How can people that claim to follow a loving God be so fearful of everyone that is different from them?
How can people that claim to follow a loving God be such assholes all of the time?
If you follow the news around religious circles, there seems to be a lot of high profile religious leaders with some pretty low profile moral character. Maybe it has to do with the axiom - power corrupts and absolute power corrupts, absolutely.
Are there good religious leaders?
I'm sure there are. I'm also reasonably sure you'll never hear about them because they tend to take on more of a humble servant role than an elevate-myself-to-an-idol/I'm-the-leader kind of role like most pastors seem to do. It's no wonder that so many people are leaving churches these days.
I get the whole religious deconstruction thing. I never really cared for the term - deconstruction, but I'm beginning to see how it fits. Sometimes it is very necessary to take apart what you have believed in order to find out what the foundations of that belief really look like. The thing that concerns me the most about the whole deconstruction movement is that many people seem to walk away from more than church and religion, they tend to also walk away from God.
I have to admit - I'm a little torn between allowing them to walk that path on their own and wanting to guide them back towards the path that I am walking. I am learning that my path is my path. Others are welcome to join me and walk with me for part of the journey, but in the end, we each find our path and connection to God.

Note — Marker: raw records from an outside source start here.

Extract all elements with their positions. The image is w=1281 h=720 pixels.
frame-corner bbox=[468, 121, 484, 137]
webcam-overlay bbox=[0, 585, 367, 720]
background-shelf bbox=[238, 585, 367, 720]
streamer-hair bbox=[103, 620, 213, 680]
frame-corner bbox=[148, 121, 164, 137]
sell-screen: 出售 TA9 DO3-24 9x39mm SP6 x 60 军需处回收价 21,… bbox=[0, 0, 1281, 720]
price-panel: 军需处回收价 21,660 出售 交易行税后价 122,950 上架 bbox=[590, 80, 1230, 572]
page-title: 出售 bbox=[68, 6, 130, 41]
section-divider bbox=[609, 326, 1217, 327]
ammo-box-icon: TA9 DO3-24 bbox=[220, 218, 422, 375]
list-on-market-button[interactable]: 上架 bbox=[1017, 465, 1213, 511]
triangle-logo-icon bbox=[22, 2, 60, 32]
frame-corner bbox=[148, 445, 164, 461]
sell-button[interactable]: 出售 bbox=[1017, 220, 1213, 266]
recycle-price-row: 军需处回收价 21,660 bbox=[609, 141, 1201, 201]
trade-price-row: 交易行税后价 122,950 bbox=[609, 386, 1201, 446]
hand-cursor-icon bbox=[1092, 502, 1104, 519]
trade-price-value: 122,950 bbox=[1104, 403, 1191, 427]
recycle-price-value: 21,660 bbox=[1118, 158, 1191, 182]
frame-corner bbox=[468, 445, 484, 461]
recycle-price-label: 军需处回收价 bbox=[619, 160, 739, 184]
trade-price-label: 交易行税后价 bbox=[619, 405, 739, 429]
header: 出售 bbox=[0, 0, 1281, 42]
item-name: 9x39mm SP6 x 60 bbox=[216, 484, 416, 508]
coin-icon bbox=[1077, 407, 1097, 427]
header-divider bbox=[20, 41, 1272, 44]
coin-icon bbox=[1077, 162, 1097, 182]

Yeah, I know - that's heresy to my old way of thinking. My connection to God is still the person of Jesus. I still believe that Jesus was and is divinely God in human form. If you want me to tell you how to connect to God, I'm probably going to take you on a journey that goes through Jesus, the Christ. It's the way I know -- at least it's the path I'm on. I am a Christian - a Christ follower.
I am a much different Christian from what I used to be. I no longer feel that I need to defend God, support God, or help God. A god that needs me for those things is no God.
The Bible says that God created humanity in the image of God.
Maybe it's also true that we each create and worship a god of our own imagination; one that we've created to be like us.